1. Field of the Invention
The present invention relates to a casting method for casting steel or the like material by means of a twin belt caster and also to a twin belt caster suitable for use in carrying out such a method.
2. Prior Art of the Invention
FIG. 1 shows a known twin belt caster. The twin belt caster has parallel trains of dam blocks 7 arranged to be disposed between opposing longitudinal edges of upper and lower belts 4 and 1. The caster is inclined downward so as to provide a casting angle .alpha. of 5.degree. to 15.degree. such that a free surface (referred to as "meniscus" hereafter) of melt 8 for allowing the melt 8 to be poured further is formed in the caster, as will be seen from FIG. 2.

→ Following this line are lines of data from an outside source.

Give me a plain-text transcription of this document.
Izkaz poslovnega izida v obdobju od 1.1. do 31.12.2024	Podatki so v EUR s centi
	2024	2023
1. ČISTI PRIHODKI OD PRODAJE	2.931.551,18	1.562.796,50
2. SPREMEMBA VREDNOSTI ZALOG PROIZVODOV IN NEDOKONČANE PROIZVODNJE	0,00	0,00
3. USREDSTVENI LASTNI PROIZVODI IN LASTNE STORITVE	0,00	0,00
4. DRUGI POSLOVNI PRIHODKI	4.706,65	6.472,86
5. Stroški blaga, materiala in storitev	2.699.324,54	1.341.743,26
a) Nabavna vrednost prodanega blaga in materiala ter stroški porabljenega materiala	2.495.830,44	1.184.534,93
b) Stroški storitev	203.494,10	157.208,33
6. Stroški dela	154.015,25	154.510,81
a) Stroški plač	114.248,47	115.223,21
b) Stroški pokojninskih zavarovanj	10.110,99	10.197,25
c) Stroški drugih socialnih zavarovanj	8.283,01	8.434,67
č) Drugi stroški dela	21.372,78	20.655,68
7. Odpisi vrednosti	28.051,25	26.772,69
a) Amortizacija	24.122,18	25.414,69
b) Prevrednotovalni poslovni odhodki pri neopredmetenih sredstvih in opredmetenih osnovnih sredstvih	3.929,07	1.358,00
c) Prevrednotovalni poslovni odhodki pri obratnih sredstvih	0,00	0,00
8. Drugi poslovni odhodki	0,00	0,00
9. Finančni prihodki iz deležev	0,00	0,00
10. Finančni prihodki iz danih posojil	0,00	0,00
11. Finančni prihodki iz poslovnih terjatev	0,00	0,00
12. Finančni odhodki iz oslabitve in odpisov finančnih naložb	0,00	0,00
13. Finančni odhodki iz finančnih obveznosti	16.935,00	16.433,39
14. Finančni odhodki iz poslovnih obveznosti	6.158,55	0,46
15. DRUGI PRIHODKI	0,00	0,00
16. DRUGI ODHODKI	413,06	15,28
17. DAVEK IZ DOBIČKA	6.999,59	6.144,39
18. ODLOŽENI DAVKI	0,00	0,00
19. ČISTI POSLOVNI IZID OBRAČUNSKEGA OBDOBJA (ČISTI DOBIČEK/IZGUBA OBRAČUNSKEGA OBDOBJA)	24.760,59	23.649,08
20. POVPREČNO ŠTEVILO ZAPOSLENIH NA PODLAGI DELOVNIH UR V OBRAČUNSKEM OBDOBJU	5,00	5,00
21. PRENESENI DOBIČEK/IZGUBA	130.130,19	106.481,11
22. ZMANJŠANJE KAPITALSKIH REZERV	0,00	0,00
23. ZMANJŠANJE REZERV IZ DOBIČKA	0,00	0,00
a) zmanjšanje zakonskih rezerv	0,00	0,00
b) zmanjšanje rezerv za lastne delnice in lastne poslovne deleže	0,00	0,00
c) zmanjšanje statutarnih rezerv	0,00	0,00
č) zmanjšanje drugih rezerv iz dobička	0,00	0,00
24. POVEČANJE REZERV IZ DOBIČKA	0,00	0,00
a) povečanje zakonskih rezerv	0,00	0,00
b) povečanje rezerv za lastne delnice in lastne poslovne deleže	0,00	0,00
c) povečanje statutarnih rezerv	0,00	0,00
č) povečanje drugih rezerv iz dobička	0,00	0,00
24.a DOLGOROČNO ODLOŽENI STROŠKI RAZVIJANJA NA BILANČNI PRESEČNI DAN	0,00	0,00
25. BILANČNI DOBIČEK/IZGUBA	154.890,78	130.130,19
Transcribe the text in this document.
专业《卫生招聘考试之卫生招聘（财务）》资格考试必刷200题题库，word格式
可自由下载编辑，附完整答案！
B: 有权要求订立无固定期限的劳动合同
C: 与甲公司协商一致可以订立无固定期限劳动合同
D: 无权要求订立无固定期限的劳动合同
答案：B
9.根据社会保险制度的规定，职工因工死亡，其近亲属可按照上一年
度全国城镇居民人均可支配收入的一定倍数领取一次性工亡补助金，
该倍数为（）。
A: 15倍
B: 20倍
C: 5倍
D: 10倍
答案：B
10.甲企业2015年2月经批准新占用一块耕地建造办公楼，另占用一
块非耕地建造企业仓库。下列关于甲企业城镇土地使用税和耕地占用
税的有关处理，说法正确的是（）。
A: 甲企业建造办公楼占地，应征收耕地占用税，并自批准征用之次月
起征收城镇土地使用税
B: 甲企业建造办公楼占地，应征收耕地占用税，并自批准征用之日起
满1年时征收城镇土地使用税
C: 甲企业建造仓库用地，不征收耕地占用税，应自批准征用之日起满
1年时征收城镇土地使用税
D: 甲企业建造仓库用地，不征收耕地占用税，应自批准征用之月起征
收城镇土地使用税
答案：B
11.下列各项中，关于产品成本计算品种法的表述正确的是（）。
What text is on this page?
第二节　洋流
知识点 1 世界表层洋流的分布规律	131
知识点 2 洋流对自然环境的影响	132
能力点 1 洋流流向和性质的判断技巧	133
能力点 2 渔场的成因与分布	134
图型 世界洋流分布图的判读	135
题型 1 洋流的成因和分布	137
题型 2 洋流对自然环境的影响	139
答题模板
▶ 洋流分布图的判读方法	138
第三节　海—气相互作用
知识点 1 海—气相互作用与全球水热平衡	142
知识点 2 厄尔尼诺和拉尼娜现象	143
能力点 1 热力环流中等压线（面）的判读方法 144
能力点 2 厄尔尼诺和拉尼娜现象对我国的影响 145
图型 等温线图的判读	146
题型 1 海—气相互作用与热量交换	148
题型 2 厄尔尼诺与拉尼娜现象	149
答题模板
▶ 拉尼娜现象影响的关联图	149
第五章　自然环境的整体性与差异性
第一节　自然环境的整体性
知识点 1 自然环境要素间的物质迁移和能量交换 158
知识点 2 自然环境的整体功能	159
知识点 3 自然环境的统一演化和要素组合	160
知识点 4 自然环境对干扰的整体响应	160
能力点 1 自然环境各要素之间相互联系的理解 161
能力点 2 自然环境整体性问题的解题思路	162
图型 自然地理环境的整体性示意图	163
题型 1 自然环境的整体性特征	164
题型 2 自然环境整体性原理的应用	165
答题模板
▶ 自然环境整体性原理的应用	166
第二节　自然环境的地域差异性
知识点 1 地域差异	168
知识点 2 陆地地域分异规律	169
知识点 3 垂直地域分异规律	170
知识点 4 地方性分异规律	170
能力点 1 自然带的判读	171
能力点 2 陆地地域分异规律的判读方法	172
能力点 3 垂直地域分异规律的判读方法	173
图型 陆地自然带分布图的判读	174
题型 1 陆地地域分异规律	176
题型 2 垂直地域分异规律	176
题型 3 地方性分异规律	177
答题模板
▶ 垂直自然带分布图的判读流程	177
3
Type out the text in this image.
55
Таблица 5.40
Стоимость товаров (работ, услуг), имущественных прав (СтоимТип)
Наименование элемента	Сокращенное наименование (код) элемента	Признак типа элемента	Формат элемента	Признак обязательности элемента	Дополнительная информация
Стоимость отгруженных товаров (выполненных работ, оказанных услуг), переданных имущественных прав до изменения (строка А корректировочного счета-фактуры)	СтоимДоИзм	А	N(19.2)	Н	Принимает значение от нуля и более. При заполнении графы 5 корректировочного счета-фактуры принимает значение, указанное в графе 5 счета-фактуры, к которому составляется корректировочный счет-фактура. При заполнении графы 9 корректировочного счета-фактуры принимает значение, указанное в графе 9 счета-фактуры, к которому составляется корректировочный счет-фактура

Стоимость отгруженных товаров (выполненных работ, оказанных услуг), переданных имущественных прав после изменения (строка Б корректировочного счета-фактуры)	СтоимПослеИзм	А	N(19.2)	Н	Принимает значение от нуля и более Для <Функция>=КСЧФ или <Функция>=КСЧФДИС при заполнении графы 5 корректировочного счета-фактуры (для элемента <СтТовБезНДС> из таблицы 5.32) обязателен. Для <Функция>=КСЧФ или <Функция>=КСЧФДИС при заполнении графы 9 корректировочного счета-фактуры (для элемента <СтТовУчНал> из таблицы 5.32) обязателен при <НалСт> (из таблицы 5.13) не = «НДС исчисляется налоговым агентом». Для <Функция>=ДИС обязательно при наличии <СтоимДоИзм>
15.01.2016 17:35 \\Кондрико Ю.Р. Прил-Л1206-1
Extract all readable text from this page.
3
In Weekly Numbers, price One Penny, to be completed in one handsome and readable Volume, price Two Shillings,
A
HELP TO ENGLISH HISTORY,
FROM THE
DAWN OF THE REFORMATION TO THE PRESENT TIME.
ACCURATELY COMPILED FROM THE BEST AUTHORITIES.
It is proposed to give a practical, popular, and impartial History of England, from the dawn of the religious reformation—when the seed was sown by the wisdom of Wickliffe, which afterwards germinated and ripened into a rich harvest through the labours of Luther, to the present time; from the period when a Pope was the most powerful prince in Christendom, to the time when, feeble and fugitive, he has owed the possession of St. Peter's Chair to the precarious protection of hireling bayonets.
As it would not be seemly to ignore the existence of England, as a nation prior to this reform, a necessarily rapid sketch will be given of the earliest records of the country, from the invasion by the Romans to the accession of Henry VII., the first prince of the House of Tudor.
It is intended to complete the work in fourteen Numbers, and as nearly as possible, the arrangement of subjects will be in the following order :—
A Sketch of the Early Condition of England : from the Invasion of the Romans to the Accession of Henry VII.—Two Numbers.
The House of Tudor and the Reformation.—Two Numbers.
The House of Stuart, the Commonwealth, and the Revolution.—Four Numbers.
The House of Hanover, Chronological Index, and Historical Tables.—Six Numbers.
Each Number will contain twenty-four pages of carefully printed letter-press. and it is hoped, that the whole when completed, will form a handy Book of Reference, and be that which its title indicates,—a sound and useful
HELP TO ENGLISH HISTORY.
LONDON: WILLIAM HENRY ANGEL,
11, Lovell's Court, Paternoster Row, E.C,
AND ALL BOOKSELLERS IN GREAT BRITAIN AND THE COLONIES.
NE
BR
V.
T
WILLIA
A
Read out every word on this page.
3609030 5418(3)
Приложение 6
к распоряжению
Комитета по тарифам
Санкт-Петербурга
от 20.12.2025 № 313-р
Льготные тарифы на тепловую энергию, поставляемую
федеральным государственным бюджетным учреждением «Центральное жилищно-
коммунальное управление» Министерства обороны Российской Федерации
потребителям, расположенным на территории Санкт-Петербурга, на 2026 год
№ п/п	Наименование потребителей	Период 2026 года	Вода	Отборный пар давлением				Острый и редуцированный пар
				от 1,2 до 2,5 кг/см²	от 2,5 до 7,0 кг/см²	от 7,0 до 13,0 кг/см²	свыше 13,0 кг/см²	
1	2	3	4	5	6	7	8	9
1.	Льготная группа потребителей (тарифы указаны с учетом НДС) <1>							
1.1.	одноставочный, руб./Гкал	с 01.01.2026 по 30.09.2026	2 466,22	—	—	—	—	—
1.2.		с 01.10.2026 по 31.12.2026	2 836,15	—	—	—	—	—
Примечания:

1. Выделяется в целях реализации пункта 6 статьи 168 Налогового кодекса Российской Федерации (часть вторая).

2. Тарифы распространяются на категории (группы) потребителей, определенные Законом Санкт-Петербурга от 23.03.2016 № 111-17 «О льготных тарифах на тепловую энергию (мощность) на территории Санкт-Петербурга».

As a result of the downward inclination, the upper belt 4 and the lower belt 1 are offset from each other in the direction of flow of the melt 8 by an amount which is represented by L in FIG. 1. In consequence, the melt 8 which is to be solidified to form a billet 9 starts to solidify at different timings at its portions adjacent to the upper belt 4 and the lower belt 1. Namely, the portions of the melt 8 contacting the upper and lower belts 4 and 1 start to solidify so as to form initial solidification shell which is rigid enough to withstand stress generated by shrinkage or contraction of the melt due to further solidification of the melt under this shell. The initial solidification zone adjacent to the upper belt 4 is shown to have a length l.sub.t, while the initial solidification zone adjacent to the lower belt 1 is shown to have a length l.sub.b. In consequence, an offset of a length l.sub.0 is formed between the terminal ends of the upper initial solidification zone and the lower initial solidification zone. FIGS. 3A to 3C show the melt 8 and the billet 9 in cross-sections taken along different planes which are represented by IIIA, IIIB and IIIC in FIG. 2. More specifically, in the cross-section taken along the plane IIIA, the melt 8 has been solidified only at the bottom contacting the lower belt 1 and both side walls contacting the walls of the dam blocks 7 so that a substantially U-shaped initial solidification shell has been formed, as shown in FIG. 3A. In the cross-section taken along the plane IIIB, the solidification has proceeded so that the lower portion 10 (see FIG. 2) of the U-shaped initial solidification shell has commenced to shrink in the breadthwise direction so as to provide a substantially inverse-trapezoidal cross-sectional shape of the initial solidification shell as shown in FIG. 3B. In the cross-section taken along the plane IIIC, the upper portion of the melt 8 has contacted the upper belt 4 so that an upper shell wall has been formed. In this state, the lower solidification shell has completed its solidification shrinkage and, therefore, has become rigid.
As the solidification further proceeds, the upper shell wall 11 also tends to contract. This tendency, however, is resisted by the rigidity of the lower shell wall 10 which has completed initial solidification. In consequence, a breadthwise internal stress is generated in the upper shell wall 11 so that the cracks c are formed in the upper surface o the billet 9 so as to extend in the longitudinal direction of the billet 9 as shown in FIG. 4, whereby the quality of the product billet is impaired undesirably. In addition, the product billet 9 exhibits an inverse trapezoidal cross-section due to difference in the amount of contraction between the upper solidification shell wall 11 and the lower solidification shell wall 10, thus degrading the quality of the product.